I've been using FL and its plugins for years. It seems to do the job but I have also been hearing that FL's compressor, EQ, reverb and Mastering plugins are all pretty bad. I even notice the pros who actually use FL Studio for composing, hardly ever use the stock plugins..

Now I'am no audiophile, but is there really any noticeable difference between those high-end plugins (like Waves, UAD, FabFilter and Izotope) compared to FL's stock ones?

Like has anyone ever documented a comparison that xyz plugin is better than Fruity Compressor/Reverb/EQ/Maximus because of xyz reason?


----------



## pixel (Feb 13, 2015)

It depends. Every plugin is different: you have different digital compressors, analog recreations etc. Some have more options other few. 
So it's hard to give one answer about all of Waves, UAD etc plugins compared to FL stock. Here your ears should be the judge because it's mostly a personal taste.
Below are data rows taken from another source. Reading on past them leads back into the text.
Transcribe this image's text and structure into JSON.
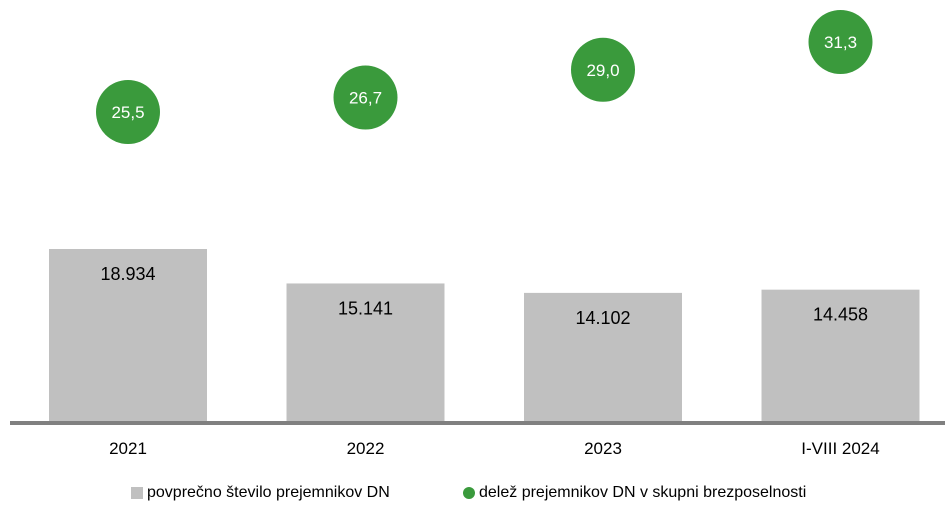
{
  "chart_data": {
    "type": "bar",
    "categories": [
      "2021",
      "2022",
      "2023",
      "I-VIII 2024"
    ],
    "series": [
      {
        "name": "povprečno število prejemnikov DN",
        "kind": "bar",
        "values": [
          18934,
          15141,
          14102,
          14458
        ],
        "labels": [
          "18.934",
          "15.141",
          "14.102",
          "14.458"
        ],
        "color": "#c0c0c0"
      },
      {
        "name": "delež prejemnikov DN v skupni brezposelnosti",
        "kind": "dot",
        "values": [
          25.5,
          26.7,
          29.0,
          31.3
        ],
        "labels": [
          "25,5",
          "26,7",
          "29,0",
          "31,3"
        ],
        "color": "#3a9a3c"
      }
    ],
    "bar_axis_range": [
      0,
      19000
    ],
    "dot_axis_range": [
      0,
      33
    ],
    "grid": false,
    "legend_position": "bottom",
    "axis_color": "#808080",
    "label_color_bars": "#000000",
    "label_color_dots": "#ffffff"
  }
}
Btw my last rendezvous with FL was 10 years ago so I have no idea how it looks now


----------



## shapeshifter00 (Feb 13, 2015)

I personally think they are pretty good. I like the Parametric EQ 2, limiter (as a sidechain compressor) and Pitcher. They do the job and if you can use them well you don't need a lot of things to replace them. If I were to suggest something cheap that I like a bit better then the stock plugins I would recommend Toneboosters Track Essentials (20 eur) (love the EQ in that one), then a better reverb like Valhalla Room (50$) or Valhalla Vintage Verb (50$) then use TDR Kotelnikov Compressor (Free) as bus compressor. Perhaps also Toneboosters Barricade limiter (20$) or the free version you get in Computer Music magazine. Around 100$ in plugins to add to the stock plugins.


----------